Many a night, he dreams he is sitting in the old Avenue Theatre in downtown DuBois enjoying a movie. Surprisingly, he awakes smelling the wonderful aroma of fresh made popcorn while missing Claire beside him. He sneaks downstairs to find her crunching and munching. With the Queen of Corn’s latest advice, he may find Claire right in bed lunching away.
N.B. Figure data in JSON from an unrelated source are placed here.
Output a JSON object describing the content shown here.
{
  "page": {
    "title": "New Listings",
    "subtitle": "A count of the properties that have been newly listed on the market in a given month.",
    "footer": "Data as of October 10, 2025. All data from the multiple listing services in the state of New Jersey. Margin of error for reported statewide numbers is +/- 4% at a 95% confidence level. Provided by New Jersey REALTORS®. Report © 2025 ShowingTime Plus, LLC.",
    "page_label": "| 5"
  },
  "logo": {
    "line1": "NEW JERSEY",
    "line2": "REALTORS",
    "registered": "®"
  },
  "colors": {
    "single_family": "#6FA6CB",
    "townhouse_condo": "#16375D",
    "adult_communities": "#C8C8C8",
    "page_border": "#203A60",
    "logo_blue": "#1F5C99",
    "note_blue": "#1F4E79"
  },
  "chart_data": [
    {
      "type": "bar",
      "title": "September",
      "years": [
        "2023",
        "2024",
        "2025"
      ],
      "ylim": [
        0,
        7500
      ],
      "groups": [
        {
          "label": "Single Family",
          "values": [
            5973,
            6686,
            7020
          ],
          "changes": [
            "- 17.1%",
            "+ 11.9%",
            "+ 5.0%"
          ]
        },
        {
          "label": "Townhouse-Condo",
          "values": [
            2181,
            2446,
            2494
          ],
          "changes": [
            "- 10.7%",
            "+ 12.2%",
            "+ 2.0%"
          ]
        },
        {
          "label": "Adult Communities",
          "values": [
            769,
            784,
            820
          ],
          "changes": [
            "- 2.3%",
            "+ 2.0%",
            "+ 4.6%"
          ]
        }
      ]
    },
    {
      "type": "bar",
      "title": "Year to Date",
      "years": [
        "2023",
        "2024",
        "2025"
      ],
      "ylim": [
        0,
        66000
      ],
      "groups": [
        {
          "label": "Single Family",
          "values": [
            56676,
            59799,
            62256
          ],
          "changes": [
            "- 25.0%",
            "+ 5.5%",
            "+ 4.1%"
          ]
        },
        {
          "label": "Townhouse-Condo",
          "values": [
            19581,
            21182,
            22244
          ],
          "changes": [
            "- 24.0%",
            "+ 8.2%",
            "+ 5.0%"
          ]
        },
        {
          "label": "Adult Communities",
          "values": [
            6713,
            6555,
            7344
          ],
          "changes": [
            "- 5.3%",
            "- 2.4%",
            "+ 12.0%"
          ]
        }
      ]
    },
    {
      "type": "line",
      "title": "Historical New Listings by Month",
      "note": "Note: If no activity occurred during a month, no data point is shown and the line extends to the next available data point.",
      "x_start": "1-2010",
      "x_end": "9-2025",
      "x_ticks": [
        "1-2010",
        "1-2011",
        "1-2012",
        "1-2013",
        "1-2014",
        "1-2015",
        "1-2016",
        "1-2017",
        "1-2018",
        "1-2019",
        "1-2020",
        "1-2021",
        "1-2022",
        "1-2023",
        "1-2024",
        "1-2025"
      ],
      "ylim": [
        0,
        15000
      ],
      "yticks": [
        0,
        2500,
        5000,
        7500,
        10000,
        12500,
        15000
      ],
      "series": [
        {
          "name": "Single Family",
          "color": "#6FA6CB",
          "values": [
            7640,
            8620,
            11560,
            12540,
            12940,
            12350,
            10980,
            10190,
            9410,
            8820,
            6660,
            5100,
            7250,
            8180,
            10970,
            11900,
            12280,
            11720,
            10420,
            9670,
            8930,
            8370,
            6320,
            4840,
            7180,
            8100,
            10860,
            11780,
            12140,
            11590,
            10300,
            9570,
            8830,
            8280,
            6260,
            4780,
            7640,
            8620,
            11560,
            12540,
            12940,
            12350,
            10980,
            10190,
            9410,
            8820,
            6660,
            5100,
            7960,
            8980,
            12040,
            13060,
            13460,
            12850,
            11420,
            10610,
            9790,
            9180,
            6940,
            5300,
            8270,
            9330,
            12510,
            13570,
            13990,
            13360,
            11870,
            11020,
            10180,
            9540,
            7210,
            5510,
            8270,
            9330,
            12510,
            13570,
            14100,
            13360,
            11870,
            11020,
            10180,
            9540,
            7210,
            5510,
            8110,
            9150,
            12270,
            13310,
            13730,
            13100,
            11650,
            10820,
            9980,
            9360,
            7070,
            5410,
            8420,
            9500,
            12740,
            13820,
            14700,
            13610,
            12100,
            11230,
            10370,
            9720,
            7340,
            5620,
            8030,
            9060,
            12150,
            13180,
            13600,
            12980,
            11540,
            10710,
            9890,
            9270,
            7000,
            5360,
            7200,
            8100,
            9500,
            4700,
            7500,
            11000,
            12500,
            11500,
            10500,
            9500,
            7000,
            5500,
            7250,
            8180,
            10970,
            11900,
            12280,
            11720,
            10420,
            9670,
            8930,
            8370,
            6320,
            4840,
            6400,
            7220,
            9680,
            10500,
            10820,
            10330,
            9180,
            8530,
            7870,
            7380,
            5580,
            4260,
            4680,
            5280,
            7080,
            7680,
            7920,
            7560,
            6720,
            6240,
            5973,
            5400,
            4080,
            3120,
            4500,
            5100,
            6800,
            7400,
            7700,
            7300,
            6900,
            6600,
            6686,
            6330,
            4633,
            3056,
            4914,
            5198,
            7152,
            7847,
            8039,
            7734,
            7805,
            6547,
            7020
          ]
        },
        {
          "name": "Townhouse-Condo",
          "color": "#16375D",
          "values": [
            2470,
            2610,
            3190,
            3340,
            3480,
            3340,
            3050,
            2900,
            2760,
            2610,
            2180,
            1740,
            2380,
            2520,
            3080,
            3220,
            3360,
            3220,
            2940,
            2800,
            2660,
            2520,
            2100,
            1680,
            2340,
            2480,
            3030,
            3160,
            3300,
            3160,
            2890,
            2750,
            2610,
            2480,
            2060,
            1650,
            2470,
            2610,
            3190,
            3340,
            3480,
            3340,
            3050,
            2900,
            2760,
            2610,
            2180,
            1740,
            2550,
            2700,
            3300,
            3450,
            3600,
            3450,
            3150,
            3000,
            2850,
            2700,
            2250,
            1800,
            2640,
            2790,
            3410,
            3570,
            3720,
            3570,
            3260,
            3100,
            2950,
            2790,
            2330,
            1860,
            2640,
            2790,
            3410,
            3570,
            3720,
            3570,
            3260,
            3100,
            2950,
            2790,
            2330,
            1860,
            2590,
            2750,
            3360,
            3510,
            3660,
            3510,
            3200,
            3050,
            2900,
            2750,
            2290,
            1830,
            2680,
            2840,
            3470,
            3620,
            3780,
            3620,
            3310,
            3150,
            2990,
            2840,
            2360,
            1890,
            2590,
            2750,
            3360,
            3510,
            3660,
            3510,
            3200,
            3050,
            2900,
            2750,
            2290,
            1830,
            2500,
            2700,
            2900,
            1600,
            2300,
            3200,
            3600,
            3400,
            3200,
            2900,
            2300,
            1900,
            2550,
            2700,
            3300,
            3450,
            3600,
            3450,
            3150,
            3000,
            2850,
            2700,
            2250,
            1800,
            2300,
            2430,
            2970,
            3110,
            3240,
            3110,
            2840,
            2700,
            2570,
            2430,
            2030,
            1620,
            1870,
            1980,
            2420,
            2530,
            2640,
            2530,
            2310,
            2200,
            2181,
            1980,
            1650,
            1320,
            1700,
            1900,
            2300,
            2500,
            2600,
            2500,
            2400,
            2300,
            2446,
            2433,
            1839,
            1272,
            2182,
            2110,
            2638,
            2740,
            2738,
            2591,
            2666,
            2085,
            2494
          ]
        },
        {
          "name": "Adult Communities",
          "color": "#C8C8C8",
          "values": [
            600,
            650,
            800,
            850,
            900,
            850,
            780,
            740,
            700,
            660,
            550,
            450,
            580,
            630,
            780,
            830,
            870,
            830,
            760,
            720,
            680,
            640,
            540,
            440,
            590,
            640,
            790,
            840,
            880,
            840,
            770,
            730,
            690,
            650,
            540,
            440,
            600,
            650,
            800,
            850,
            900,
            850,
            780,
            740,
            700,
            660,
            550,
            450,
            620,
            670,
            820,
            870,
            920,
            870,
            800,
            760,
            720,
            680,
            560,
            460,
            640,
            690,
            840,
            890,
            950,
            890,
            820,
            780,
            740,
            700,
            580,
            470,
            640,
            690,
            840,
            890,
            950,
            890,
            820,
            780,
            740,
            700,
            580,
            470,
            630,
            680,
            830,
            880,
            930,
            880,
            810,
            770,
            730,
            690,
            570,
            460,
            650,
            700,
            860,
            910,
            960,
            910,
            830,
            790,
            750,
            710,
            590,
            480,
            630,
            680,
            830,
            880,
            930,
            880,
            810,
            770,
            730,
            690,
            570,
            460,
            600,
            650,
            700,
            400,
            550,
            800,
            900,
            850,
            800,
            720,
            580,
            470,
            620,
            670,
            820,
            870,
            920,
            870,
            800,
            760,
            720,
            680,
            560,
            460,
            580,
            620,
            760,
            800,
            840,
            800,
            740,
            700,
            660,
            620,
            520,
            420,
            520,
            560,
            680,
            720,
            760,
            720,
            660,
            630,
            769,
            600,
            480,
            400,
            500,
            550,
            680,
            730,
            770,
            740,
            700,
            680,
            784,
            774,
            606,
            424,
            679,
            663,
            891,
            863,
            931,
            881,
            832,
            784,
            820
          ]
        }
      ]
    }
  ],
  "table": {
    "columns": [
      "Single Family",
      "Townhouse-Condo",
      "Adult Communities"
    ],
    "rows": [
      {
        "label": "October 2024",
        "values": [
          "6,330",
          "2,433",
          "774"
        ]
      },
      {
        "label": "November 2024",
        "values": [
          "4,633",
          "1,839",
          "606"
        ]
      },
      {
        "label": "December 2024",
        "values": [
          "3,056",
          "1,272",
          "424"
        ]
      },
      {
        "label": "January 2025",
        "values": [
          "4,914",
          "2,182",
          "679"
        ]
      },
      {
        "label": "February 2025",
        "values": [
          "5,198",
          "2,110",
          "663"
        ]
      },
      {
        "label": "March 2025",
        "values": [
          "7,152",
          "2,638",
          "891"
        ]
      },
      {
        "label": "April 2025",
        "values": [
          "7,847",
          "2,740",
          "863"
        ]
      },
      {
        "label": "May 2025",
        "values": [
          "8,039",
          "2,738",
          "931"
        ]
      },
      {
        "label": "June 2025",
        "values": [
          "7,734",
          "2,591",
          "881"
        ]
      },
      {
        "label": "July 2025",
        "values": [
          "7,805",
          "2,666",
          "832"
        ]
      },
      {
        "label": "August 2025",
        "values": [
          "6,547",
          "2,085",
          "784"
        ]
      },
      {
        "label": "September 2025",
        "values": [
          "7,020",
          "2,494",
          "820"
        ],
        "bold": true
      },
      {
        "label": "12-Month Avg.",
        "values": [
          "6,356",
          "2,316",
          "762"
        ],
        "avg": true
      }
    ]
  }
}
Julie recommends perfecting the snack food with the following steps. First find a heavy duty pan with a loose fitting lid (cast iron or stainless steel work well– Teflon gives toxic fumes). Heat oil (we like to use organic coconut oil) and put in one kernel. Allow it to pop and then add the rest of the uncooked popcorn. Monitor your heat – high in the beginning and gradually turn it completely off until you have a pan full. Julie explains that the moisture escapes during cooking and gives a tasty, crispy result with very few “Old Maids.”
Walker takes it from there; he suggests melting herb butter (chives, garlic and winter savory) in the popping pan, pouring the popcorn on top of the butter, and finally sprinkling sea salt and nutritional yeast as the perfecting ingredients. Rusty shies away from popcorn, not because he is watching his girlish figure (he does that while Claire is in the kitchen). Actually he finds the snack caught between the spaces in his teeth making consumption uncomfortable.
Another reason, he nearly burned the house down, so his family keeps him away from popcorn production. Way back when we had a microwave oven, he took a reddish-purple ear grown by Claire’s dad and attempted to pop the whole thing. He didn’t obtain Julie’s results; instead, the ear burned, never popped, and poured black acrid smoke into the kitchen. In attempting to remove the fire hazard from the microwave, Rusty dropped it on the linoleum floor leaving a remnant of that close call.
Since the Avenue Theatre and microwave are no longer with us, we gratefully depend on the Queen of Corn’s popcorn preparation protocol-- knowing it is here to stay for the next millennium.